Azula scoffs. "You've been with her for five years, Zuko, and you don't know?" She laughs. The sound is jarring and cruel. "Maybe I ought to devote my time to helping her get over you. You don't deserve her."

"Screw you, Azula."

Azula lets out a sigh. "I tried to help you, Zuzu. But clearly, you don't want my help. A stupid decision, really, but we've done this dance since we were kids, haven't we?" I grit my teeth. "Look, you need to figure things out with Mai. She's so miserable and cranky that even Ty Lee can't be around her. She says Mai is 'murking up' her aura, whatever that means."

I pinch the bridge of my nose between my fingers. "I'd love to figure this out, but like I said, she. Won't. Talk. To. Me."

"I can fix that."

It's my turn to sigh. The last thing I want is for my sister to be meddling in my business. Azula's 'help' always does more harm than good.

"Whatever," I say. "Is that all? I want to go to bed."

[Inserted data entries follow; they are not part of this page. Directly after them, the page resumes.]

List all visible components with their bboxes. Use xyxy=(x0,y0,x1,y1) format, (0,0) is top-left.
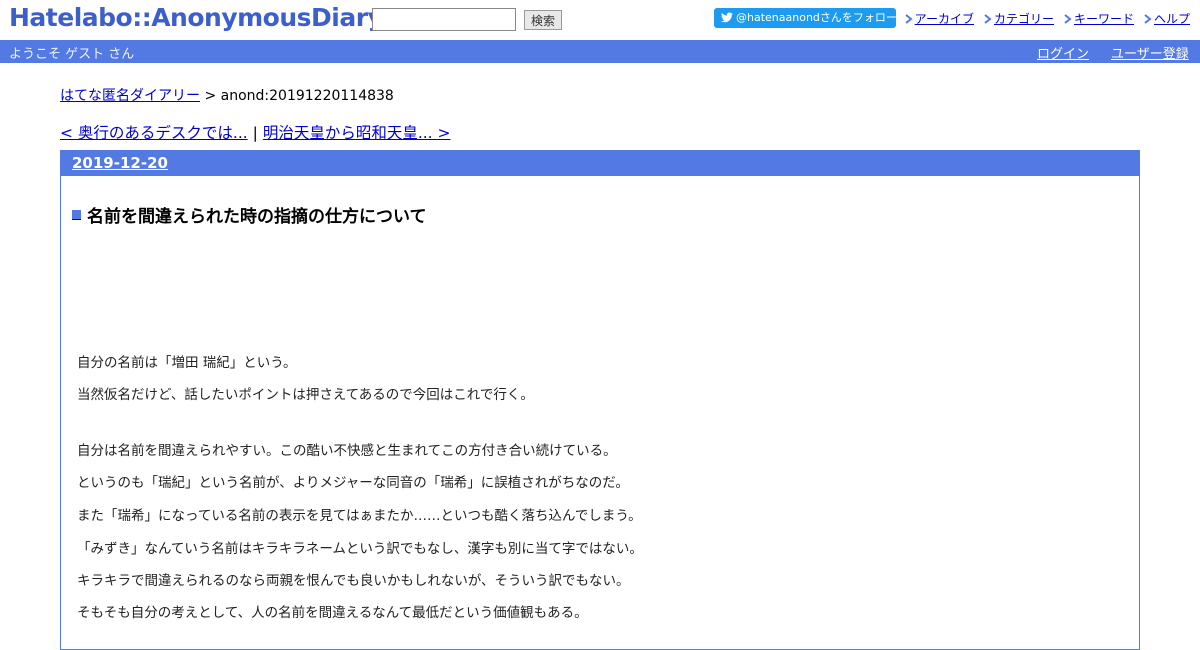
twitter-follow-button[interactable]: @hatenaanondさんをフォロー xyxy=(714,8,896,28)
breadcrumb: はてな匿名ダイアリー > anond:20191220114838 xyxy=(60,85,394,105)
day-header: 2019-12-20 xyxy=(61,151,1139,176)
nav-help[interactable]: ヘルプ xyxy=(1144,10,1190,27)
pager-divider: | xyxy=(252,124,258,142)
day-date-link[interactable]: 2019-12-20 xyxy=(72,154,168,172)
nav-help-link[interactable]: ヘルプ xyxy=(1154,12,1190,26)
breadcrumb-home[interactable]: はてな匿名ダイアリー xyxy=(60,88,200,104)
prev-entry-link[interactable]: < 奥行のあるデスクでは... xyxy=(60,124,248,142)
body-line: 自分の名前は「増田 瑞紀」という。 xyxy=(77,355,297,371)
nav-category[interactable]: カテゴリー xyxy=(984,10,1054,27)
day-box: 2019-12-20 名前を間違えられた時の指摘の仕方について 自分の名前は「増… xyxy=(60,150,1140,650)
body-line: というのも「瑞紀」という名前が、よりメジャーな同音の「瑞希」に誤植されがちなのだ… xyxy=(77,475,629,491)
entry-title: 名前を間違えられた時の指摘の仕方について xyxy=(72,202,427,227)
triangle-right-icon xyxy=(984,14,992,24)
nav-archive-link[interactable]: アーカイブ xyxy=(915,12,974,26)
body-line: 当然仮名だけど、話したいポイントは押さえてあるので今回はこれで行く。 xyxy=(77,387,534,403)
entry-pager: < 奥行のあるデスクでは... | 明治天皇から昭和天皇... > xyxy=(60,121,451,143)
body-line: また「瑞希」になっている名前の表示を見てはぁまたか……といつも酷く落ち込んでしま… xyxy=(77,508,642,524)
breadcrumb-separator: > xyxy=(204,88,217,104)
entry-permalink-square-icon[interactable] xyxy=(72,210,81,220)
nav-archive[interactable]: アーカイブ xyxy=(905,10,974,27)
body-line: キラキラで間違えられるのなら両親を恨んでも良いかもしれないが、そういう訳でもない… xyxy=(77,573,630,589)
twitter-bird-icon xyxy=(721,12,733,23)
triangle-right-icon xyxy=(1144,14,1152,24)
search-input[interactable] xyxy=(372,8,516,31)
welcome-text: ようこそ ゲスト さん xyxy=(9,47,135,62)
body-line: 「みずき」なんていう名前はキラキラネームという訳でもなし、漢字も別に当て字ではな… xyxy=(77,541,643,557)
login-link[interactable]: ログイン xyxy=(1037,43,1089,62)
follow-label: @hatenaanondさんをフォロー xyxy=(736,11,896,24)
search-button[interactable]: 検索 xyxy=(524,10,562,30)
triangle-right-icon xyxy=(1064,14,1072,24)
body-line: そもそも自分の考えとして、人の名前を間違えるなんて最低だという価値観もある。 xyxy=(77,605,588,621)
site-logo[interactable]: Hatelabo::AnonymousDiary xyxy=(9,3,384,32)
nav-category-link[interactable]: カテゴリー xyxy=(994,12,1054,26)
breadcrumb-current: anond:20191220114838 xyxy=(220,88,394,104)
next-entry-link[interactable]: 明治天皇から昭和天皇... > xyxy=(263,124,451,142)
entry-title-text: 名前を間違えられた時の指摘の仕方について xyxy=(87,207,427,227)
nav-keyword-link[interactable]: キーワード xyxy=(1074,12,1134,26)
user-bar: ようこそ ゲスト さん ログイン ユーザー登録 xyxy=(0,40,1200,63)
nav-keyword[interactable]: キーワード xyxy=(1064,10,1134,27)
site-header: Hatelabo::AnonymousDiary 検索 @hatenaanond… xyxy=(0,0,1200,40)
register-link[interactable]: ユーザー登録 xyxy=(1111,43,1189,62)
body-line: 自分は名前を間違えられやすい。この酷い不快感と生まれてこの方付き合い続けている。 xyxy=(77,443,617,459)
triangle-right-icon xyxy=(905,14,913,24)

"It would be nice to hear a thank you."

I snort. "Thank you for what? You haven't done anything." Azula lets out an indignant sound, but before she can answer, I go on. "Just have Mai call me, okay?"

"Fine."

"Fine."

The line goes dead, and I drop onto my bed. I let my phone fall onto the duvet before I rake both hands through my hair, and a frustrated growl erupts from my mouth. It's not quite the dragon, but it's close. Azula has a way of getting under my skin. She also has the uncanny ability to do that on days where I'm actually happy.

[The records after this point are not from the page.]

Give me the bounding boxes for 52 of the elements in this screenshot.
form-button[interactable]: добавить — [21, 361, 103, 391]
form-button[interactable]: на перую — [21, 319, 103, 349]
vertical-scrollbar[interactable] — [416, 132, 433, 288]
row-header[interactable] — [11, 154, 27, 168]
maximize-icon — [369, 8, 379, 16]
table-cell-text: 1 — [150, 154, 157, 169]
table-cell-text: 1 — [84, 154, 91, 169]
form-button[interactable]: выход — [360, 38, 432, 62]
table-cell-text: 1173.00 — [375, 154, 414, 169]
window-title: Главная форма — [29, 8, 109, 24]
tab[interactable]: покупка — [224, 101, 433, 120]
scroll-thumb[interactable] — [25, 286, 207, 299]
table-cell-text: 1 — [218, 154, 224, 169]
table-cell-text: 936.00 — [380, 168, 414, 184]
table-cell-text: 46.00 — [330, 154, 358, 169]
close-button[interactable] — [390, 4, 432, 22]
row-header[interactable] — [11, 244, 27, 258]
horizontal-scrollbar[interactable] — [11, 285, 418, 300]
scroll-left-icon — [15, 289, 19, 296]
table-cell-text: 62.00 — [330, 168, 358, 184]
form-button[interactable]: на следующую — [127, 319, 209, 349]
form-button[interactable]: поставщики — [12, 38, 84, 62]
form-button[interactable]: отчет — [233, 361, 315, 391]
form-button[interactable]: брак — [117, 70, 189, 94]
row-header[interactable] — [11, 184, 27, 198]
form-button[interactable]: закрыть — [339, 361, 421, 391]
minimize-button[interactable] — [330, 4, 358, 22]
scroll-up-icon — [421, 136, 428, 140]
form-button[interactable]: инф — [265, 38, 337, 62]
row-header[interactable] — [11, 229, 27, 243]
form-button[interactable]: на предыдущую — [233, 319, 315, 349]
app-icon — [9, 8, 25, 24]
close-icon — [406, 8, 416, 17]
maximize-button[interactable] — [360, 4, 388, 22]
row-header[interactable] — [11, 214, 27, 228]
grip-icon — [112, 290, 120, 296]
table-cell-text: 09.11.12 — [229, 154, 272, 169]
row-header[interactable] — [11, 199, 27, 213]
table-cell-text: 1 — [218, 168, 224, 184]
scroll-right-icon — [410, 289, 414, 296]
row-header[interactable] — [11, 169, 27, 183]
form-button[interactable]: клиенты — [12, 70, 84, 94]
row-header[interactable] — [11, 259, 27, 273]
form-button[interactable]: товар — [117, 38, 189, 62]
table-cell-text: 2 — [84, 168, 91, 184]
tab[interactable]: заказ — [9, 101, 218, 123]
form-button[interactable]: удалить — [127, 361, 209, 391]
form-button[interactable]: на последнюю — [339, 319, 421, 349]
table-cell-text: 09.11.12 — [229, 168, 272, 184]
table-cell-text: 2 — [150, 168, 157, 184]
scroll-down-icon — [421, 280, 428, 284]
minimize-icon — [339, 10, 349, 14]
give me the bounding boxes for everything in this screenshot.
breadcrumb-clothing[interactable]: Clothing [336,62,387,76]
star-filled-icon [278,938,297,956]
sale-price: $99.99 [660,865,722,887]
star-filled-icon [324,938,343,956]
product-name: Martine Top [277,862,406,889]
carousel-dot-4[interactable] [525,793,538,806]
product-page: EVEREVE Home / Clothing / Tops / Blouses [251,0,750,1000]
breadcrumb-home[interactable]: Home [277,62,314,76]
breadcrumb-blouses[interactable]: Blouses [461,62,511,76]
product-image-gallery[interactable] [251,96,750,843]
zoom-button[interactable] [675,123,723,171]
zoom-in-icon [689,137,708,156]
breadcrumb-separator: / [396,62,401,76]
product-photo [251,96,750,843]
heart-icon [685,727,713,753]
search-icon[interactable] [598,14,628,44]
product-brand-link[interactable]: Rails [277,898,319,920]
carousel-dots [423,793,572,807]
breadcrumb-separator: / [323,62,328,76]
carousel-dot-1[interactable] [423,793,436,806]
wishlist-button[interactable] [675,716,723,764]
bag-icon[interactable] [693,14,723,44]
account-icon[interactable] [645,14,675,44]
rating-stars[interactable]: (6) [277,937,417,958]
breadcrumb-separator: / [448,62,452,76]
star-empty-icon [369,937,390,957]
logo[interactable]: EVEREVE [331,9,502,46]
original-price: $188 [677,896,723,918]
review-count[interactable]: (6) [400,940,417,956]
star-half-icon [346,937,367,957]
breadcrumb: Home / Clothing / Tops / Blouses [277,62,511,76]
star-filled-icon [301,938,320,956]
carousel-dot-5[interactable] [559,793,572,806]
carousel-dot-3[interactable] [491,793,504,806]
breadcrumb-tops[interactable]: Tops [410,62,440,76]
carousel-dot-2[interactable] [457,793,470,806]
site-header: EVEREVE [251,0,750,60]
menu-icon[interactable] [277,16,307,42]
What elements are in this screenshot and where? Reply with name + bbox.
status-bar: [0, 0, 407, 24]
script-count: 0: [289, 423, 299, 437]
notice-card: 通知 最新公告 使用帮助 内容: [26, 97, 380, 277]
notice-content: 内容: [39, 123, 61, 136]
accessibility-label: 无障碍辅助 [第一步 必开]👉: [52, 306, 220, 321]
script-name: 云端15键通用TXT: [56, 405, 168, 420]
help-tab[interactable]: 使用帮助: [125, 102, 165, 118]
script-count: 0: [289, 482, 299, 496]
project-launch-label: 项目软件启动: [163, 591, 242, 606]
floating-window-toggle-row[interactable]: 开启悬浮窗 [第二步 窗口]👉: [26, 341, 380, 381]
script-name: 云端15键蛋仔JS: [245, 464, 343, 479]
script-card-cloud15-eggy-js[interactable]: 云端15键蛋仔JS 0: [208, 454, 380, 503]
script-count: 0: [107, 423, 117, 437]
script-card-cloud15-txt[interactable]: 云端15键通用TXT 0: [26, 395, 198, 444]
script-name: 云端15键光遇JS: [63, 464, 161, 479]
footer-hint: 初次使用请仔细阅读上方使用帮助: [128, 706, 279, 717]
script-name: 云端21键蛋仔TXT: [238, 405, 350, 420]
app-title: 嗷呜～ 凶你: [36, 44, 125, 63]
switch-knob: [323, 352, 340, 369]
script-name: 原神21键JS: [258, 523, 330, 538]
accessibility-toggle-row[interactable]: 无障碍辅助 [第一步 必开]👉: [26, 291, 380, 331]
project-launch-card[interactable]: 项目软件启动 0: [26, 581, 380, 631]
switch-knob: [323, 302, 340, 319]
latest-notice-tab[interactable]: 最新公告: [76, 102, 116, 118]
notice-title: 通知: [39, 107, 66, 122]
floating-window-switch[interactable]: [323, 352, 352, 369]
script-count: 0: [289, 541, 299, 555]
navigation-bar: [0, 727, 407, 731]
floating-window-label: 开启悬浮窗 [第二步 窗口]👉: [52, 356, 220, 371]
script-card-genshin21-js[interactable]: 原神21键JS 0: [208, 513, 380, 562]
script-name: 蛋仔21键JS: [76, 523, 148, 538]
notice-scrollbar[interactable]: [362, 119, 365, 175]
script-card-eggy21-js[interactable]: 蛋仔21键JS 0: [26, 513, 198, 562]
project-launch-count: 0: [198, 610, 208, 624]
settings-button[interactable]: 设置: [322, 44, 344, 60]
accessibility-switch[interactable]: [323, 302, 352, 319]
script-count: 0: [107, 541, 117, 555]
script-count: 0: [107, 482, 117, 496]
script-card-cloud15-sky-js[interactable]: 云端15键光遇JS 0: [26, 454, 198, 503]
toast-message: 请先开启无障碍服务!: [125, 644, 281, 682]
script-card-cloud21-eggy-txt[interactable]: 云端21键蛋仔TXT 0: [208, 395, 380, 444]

I slip under the covers, but my thoughts are too loud. I can't believe I confessed to Azula that I don't know if I love Mai or not. I've never spoken the words out loud. I've barely admitted it to myself. I've always just gone along with whatever Mai and I were, never really thinking about it beyond the fact that Mai was fun to sleep with and hell to fight with.

This is going to come back and bite me somehow. I just know it.